In the range of 2 to 4kW, both GaN and SiC can meet the needs of server power supplies based on bridgeless PFC designs, and GaN also has a cost advantage. However, when the power consumption exceeds 4kW, the high conduction loss of gallium nitride has challenged its heat dissipation design. In terms of power efficiency in this power range, the efficiency of the two is similar at half load, but the efficiency of silicon carbide at full load can be higher.

That's why Navitas plans to release a new 4.5kW power platform this year, leveraging both GaN and SiC technologies to push power density above 135W/in3 while maintaining power efficiency of more than 97%. From the perspective of topology, the scheme abandons the standard quad-diode bridge circuit design and uses a silicon carbide half-bridge + gallium nitride half-bridge scheme.

In addition, Navitas announced the launch of an 8-10kW server power platform at the end of this year to address the power requirements of AI systems next year. Navitas said the platform will leverage newer GaN and silicon carbide technologies and extend further on the architecture. It can be seen that servers built on a new generation of AI hardware have been pushing third-generation semiconductor manufacturers to speed up product iteration in order to seize market opportunities.

As for the cost of integrating silicon carbide devices, it may not be a big deal in the face of the high cost of AI servers. Taking NVIDIA's GB200 as an example, according to analysis, the cost of an AI server system based on GB200 is between 2 and 3 million US dollars.

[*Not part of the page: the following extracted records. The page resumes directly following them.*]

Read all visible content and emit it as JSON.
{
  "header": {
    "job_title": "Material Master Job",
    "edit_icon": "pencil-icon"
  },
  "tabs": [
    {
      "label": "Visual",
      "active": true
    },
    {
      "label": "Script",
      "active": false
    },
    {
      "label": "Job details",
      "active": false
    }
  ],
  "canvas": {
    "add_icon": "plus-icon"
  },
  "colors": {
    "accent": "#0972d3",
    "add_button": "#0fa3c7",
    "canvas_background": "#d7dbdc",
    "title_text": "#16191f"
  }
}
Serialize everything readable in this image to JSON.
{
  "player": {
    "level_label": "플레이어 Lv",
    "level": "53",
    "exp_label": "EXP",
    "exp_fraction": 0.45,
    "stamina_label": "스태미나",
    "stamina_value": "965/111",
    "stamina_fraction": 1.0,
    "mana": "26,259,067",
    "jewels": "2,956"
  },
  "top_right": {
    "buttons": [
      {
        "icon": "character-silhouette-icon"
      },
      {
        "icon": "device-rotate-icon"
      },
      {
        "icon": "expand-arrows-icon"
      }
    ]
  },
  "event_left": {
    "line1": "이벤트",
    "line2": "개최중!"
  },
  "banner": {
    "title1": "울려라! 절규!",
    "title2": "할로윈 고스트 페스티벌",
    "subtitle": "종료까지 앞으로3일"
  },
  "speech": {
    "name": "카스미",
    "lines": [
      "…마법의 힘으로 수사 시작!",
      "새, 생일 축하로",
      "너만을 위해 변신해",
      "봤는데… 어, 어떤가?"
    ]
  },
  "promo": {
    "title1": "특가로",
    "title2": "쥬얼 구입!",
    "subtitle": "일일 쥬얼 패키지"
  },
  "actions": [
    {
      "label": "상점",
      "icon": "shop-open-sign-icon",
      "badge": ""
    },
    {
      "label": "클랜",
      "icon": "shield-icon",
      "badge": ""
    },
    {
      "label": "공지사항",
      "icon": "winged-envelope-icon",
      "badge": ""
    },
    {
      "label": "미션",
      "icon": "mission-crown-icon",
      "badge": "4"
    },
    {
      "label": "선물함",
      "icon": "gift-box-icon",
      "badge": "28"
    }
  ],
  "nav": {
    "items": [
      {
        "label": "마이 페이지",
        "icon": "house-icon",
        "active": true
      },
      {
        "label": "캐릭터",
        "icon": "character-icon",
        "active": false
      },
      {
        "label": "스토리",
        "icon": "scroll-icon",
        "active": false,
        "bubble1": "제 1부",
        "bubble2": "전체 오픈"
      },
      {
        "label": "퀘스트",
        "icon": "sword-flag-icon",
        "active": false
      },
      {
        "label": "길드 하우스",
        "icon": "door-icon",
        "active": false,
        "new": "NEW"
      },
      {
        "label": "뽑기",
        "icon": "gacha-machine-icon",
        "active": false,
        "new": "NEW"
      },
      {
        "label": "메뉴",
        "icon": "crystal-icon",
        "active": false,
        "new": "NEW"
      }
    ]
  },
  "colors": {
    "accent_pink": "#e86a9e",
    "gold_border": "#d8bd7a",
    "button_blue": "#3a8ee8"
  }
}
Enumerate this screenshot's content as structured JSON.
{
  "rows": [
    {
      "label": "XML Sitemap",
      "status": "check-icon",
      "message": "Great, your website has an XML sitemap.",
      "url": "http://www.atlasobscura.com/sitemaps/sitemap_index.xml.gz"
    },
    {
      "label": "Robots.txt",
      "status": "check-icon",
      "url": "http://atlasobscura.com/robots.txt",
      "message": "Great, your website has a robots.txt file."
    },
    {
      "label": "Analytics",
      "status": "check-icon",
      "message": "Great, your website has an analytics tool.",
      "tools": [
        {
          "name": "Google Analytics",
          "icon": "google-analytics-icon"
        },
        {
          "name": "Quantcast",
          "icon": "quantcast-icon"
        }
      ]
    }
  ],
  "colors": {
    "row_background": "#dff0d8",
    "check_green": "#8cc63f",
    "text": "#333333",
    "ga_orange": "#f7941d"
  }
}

With the rapid implementation of various cloud-based AI applications, data centers are already facing huge power challenges, and server power supplies based on third-generation semiconductor solutions not only solve the problem of high-power power supply, but also further save system costs and electricity costs. Although Si solutions still occupy the mainstream, it is believed that server manufacturers will accelerate the iteration of third-generation semiconductor server power supplies as the world's third-generation semiconductor manufacturers further expand production and reduce design costs.